Il fermento portato in città dal piano per l’economia circolare aveva restituito alla città quella dinamicità che si raccontava esserci stata negli anni della sue prime primavere. I traffici del porto erano tornati a essere decisamente interessanti da almeno una quindicina d’anni, da quando cioè erano stati finiti i lavori della Piattaforma Europa, uno dei più vasti progetti di infrastrutturazione portuale mai realizzati in Italia. Con molti paesi americani e asiatici esistevano traffici di linea, e questa frequentazione aveva portato in città diversi centri culturali aperti sotto l’egida dei consolati dei paesi con cui il porto di Livorno aveva relazioni commerciali più solide. Esistevano diverse scuole per imparare le lingue straniere in città, e tutti gli adolescenti conoscevano bene almeno tre lingue.

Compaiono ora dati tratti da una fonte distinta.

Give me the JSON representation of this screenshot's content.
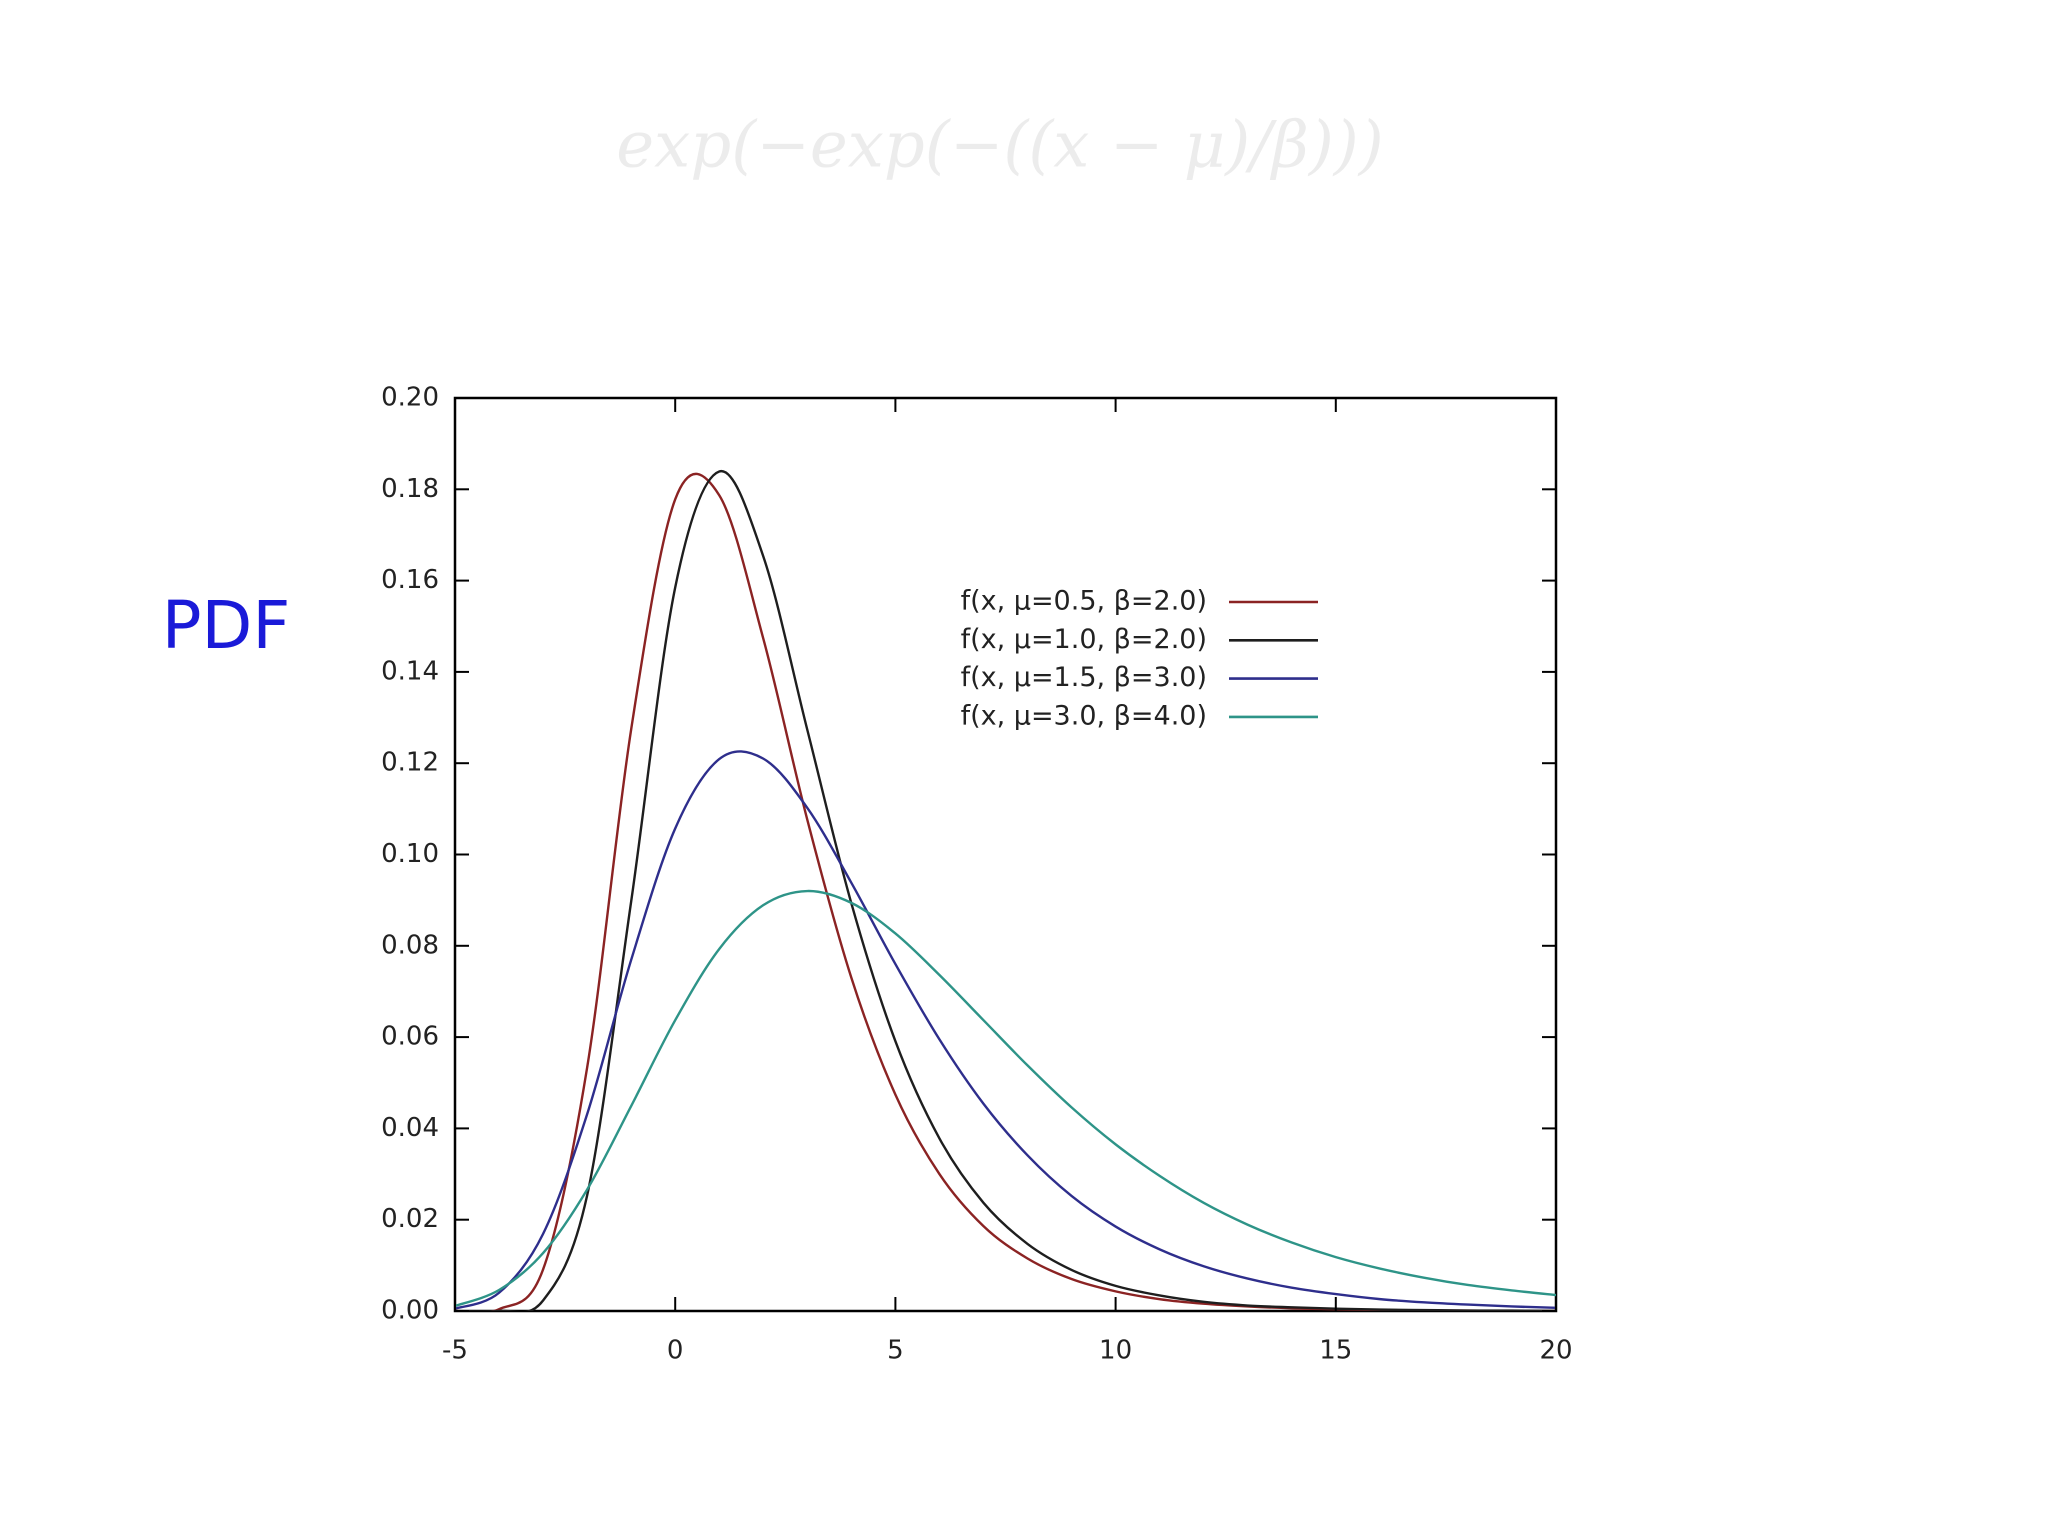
{
  "chart_data": {
    "type": "line",
    "title": "exp(−exp(−((x − μ)/β)))",
    "ylabel": "PDF",
    "x": [
      -5,
      -4,
      -3,
      -2,
      -1,
      0,
      1,
      2,
      3,
      4,
      5,
      6,
      7,
      8,
      9,
      10,
      11,
      12,
      13,
      14,
      15,
      16,
      17,
      18,
      19,
      20
    ],
    "series": [
      {
        "name": "f(x, μ=0.5, β=2.0)",
        "color": "#8b2323",
        "values": [
          0.0,
          0.0004,
          0.0091,
          0.0533,
          0.1274,
          0.1778,
          0.1787,
          0.1473,
          0.1076,
          0.073,
          0.0474,
          0.03,
          0.0186,
          0.0115,
          0.007,
          0.0043,
          0.0026,
          0.0016,
          0.001,
          0.0006,
          0.0004,
          0.0002,
          0.0001,
          0.0001,
          0.0,
          0.0
        ]
      },
      {
        "name": "f(x, μ=1.0, β=2.0)",
        "color": "#1e1e1e",
        "values": [
          0.0,
          0.0,
          0.0023,
          0.0253,
          0.0897,
          0.1585,
          0.1839,
          0.1653,
          0.1273,
          0.0893,
          0.0591,
          0.0378,
          0.0237,
          0.0147,
          0.009,
          0.0055,
          0.0034,
          0.002,
          0.0012,
          0.0008,
          0.0005,
          0.0003,
          0.0002,
          0.0001,
          0.0001,
          0.0
        ]
      },
      {
        "name": "f(x, μ=1.5, β=3.0)",
        "color": "#2e2e8c",
        "values": [
          0.0005,
          0.004,
          0.0169,
          0.0431,
          0.0769,
          0.1057,
          0.1209,
          0.121,
          0.1102,
          0.0938,
          0.076,
          0.0595,
          0.0454,
          0.0341,
          0.0252,
          0.0185,
          0.0135,
          0.0098,
          0.0071,
          0.0051,
          0.0037,
          0.0026,
          0.0019,
          0.0014,
          0.001,
          0.0007
        ]
      },
      {
        "name": "f(x, μ=3.0, β=4.0)",
        "color": "#2e9488",
        "values": [
          0.0011,
          0.0046,
          0.0127,
          0.0266,
          0.0449,
          0.0637,
          0.0793,
          0.0889,
          0.092,
          0.0894,
          0.0827,
          0.0736,
          0.0637,
          0.0538,
          0.0446,
          0.0365,
          0.0296,
          0.0237,
          0.0189,
          0.015,
          0.0118,
          0.0093,
          0.0073,
          0.0057,
          0.0045,
          0.0035
        ]
      }
    ],
    "xlim": [
      -5,
      20
    ],
    "xticks": [
      -5,
      0,
      5,
      10,
      15,
      20
    ],
    "ylim": [
      0,
      0.2
    ],
    "yticks": [
      {
        "value": 0,
        "label": "0.00"
      },
      {
        "value": 0.02,
        "label": "0.02"
      },
      {
        "value": 0.04,
        "label": "0.04"
      },
      {
        "value": 0.06,
        "label": "0.06"
      },
      {
        "value": 0.08,
        "label": "0.08"
      },
      {
        "value": 0.1,
        "label": "0.10"
      },
      {
        "value": 0.12,
        "label": "0.12"
      },
      {
        "value": 0.14,
        "label": "0.14"
      },
      {
        "value": 0.16,
        "label": "0.16"
      },
      {
        "value": 0.18,
        "label": "0.18"
      },
      {
        "value": 0.2,
        "label": "0.20"
      }
    ],
    "grid": false,
    "legend": "upper-right"
  }
}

C’era anche un Casa dei Diritti che il Comune stesso patrocinava, una sorta di centro ascolto e accoglienza animato da varie associazioni di volontariato a cui chiunque versasse in stato di necessità poteva rivolgersi per avere sostegno e assistenza. Era un posto in cui nessuno doveva sentirsi solo che era stato introdotto da vari anni, e che fin da subito aveva riscontrato il gradimento dei cittadini, molti dei quali mettevano un po’ del loro tempo a disposizione della Casa che aveva anche una bellissima sede nella zona di Antignano, un posto che era servito da mezzi pubblici e a cui si poteva avere accesso anche via web per assistenza domiciliare. Donne e uomini di etnia straniera sapevano che la Casa dei Diritti era soprattutto a loro disposizione, e che una borsa del lavoro era stata attivata presso di essa al fine di garantire a tutti coloro che fossero arrivati in città qualche prima occasione di lavoro.

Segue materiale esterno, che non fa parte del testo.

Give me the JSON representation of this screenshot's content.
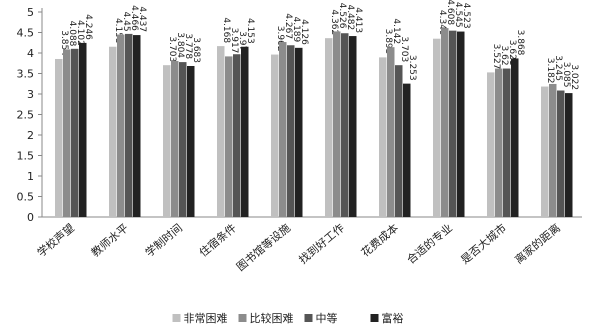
{
  "chart_data": {
    "type": "bar",
    "title": "",
    "xlabel": "",
    "ylabel": "",
    "ylim": [
      0,
      5
    ],
    "yticks": [
      0,
      0.5,
      1,
      1.5,
      2,
      2.5,
      3,
      3.5,
      4,
      4.5,
      5
    ],
    "grid": false,
    "legend_position": "bottom",
    "categories": [
      "学校声望",
      "教师水平",
      "学制时间",
      "住宿条件",
      "图书馆等设施",
      "找到好工作",
      "花费成本",
      "合适的专业",
      "是否大城市",
      "离家的距离"
    ],
    "series": [
      {
        "name": "非常困难",
        "color": "#c0c0c0",
        "values": [
          3.854,
          4.153,
          3.703,
          4.168,
          3.962,
          4.362,
          3.893,
          4.349,
          3.527,
          3.182
        ]
      },
      {
        "name": "比较困难",
        "color": "#8c8c8c",
        "values": [
          4.088,
          4.45,
          3.804,
          3.917,
          4.267,
          4.526,
          4.142,
          4.608,
          3.62,
          3.245
        ]
      },
      {
        "name": "中等",
        "color": "#555555",
        "values": [
          4.102,
          4.466,
          3.778,
          3.97,
          4.189,
          4.482,
          3.703,
          4.545,
          3.621,
          3.085
        ]
      },
      {
        "name": "富裕",
        "color": "#222222",
        "values": [
          4.246,
          4.437,
          3.683,
          4.153,
          4.126,
          4.413,
          3.253,
          4.523,
          3.868,
          3.022
        ]
      }
    ]
  }
}
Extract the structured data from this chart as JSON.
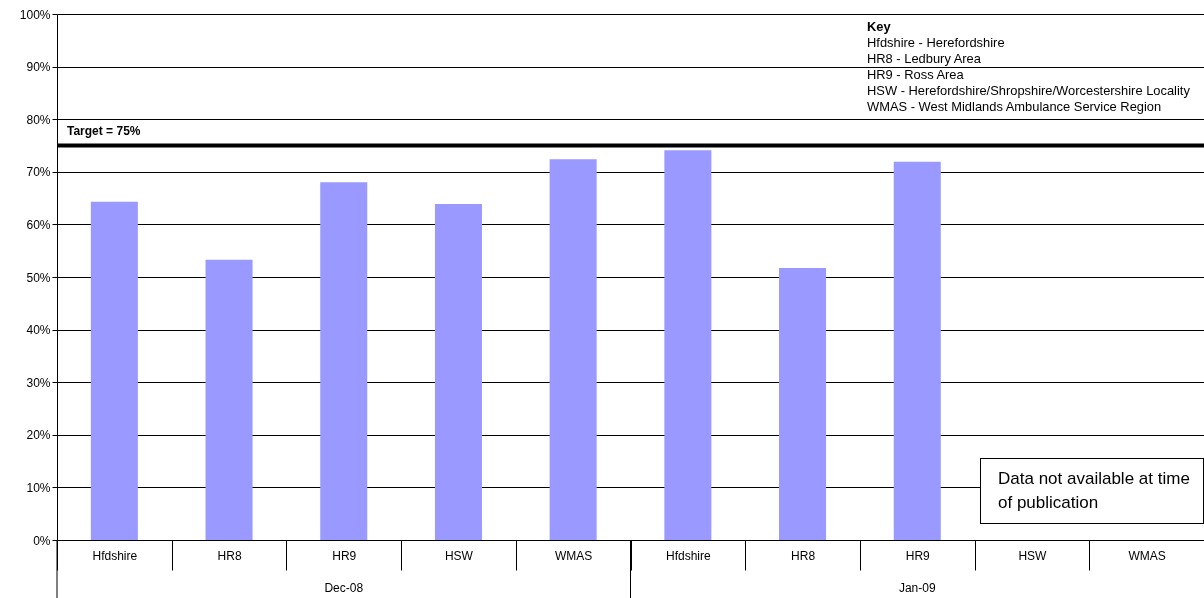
{
  "chart_data": {
    "type": "bar",
    "categories": [
      "Hfdshire",
      "HR8",
      "HR9",
      "HSW",
      "WMAS",
      "Hfdshire",
      "HR8",
      "HR9",
      "HSW",
      "WMAS"
    ],
    "values": [
      64.3,
      53.3,
      68.0,
      63.9,
      72.4,
      74.1,
      51.7,
      71.9,
      null,
      null
    ],
    "color": "#9999ff",
    "ylim": [
      0,
      100
    ],
    "yticks": [
      {
        "value": 0,
        "label": "0%"
      },
      {
        "value": 10,
        "label": "10%"
      },
      {
        "value": 20,
        "label": "20%"
      },
      {
        "value": 30,
        "label": "30%"
      },
      {
        "value": 40,
        "label": "40%"
      },
      {
        "value": 50,
        "label": "50%"
      },
      {
        "value": 60,
        "label": "60%"
      },
      {
        "value": 70,
        "label": "70%"
      },
      {
        "value": 80,
        "label": "80%"
      },
      {
        "value": 90,
        "label": "90%"
      },
      {
        "value": 100,
        "label": "100%"
      }
    ],
    "grid": "y",
    "ref_lines": [
      {
        "axis": "y",
        "value": 75,
        "label": "Target = 75%",
        "color": "#000000"
      }
    ],
    "annotations": [
      "Dec-08",
      "Jan-09",
      "Key",
      "Hfdshire - Herefordshire",
      "HR8 - Ledbury Area",
      "HR9 - Ross Area",
      "HSW - Herefordshire/Shropshire/Worcestershire Locality",
      "WMAS - West Midlands Ambulance Service Region",
      "Data not available at time of publication"
    ]
  }
}
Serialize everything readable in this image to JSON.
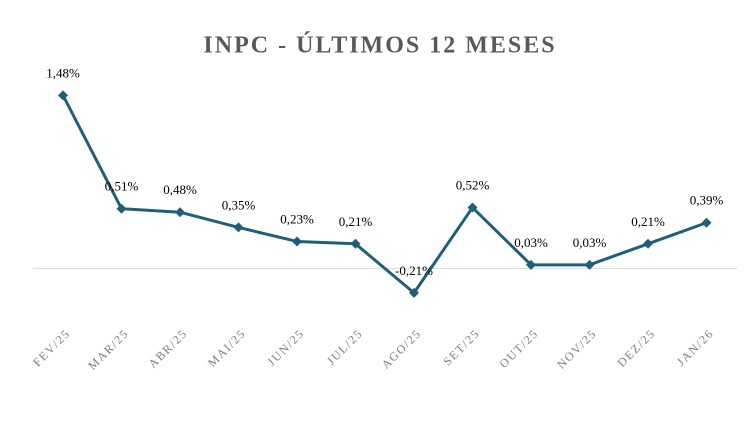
{
  "chart_data": {
    "type": "line",
    "title": "INPC - ÚLTIMOS 12 MESES",
    "categories": [
      "FEV/25",
      "MAR/25",
      "ABR/25",
      "MAI/25",
      "JUN/25",
      "JUL/25",
      "AGO/25",
      "SET/25",
      "OUT/25",
      "NOV/25",
      "DEZ/25",
      "JAN/26"
    ],
    "values": [
      1.48,
      0.51,
      0.48,
      0.35,
      0.23,
      0.21,
      -0.21,
      0.52,
      0.03,
      0.03,
      0.21,
      0.39
    ],
    "value_labels": [
      "1,48%",
      "0,51%",
      "0,48%",
      "0,35%",
      "0,23%",
      "0,21%",
      "-0,21%",
      "0,52%",
      "0,03%",
      "0,03%",
      "0,21%",
      "0,39%"
    ],
    "color": "#1f5f7a",
    "ylim": [
      -0.5,
      1.6
    ]
  }
}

Rovesciamo la clessidra nuovamente, e torniamo al maggio 2019, alle parole identificative di Claudio Magris in vista delle elezioni europee, che per l’Italia ha scelto ‘futuro’, e all’editoriale di Brancoli, nuovo direttore del Tirreno. La sfida è pensarci di qui al 2050. Nel volo che ho cercato di fare in avanti nel tempo, commettendo sicuramente più di un’ingenuità, ho visto tante cose che nel programma della coalizione di Luca Salvetti e di Futuro sono contenute. Ci ho messo sicuramente anche un po’ di retorica nel raccontare le cose, ma il tentativo è stato quello di fornire in breve il disegno di qualcosa in cui io, insieme a tutti i miei colleghi di lista, credo, come elettore e come candidato al consiglio comunale. A volte per scatenare delle piccole rivoluzioni serve solo trovare i punti di innesco, e io credo che nel programma di Luca Salvetti ci siano tutti gli elementi e le persone giuste per mettersi a cercarli questi punti di innesco. E a generarli.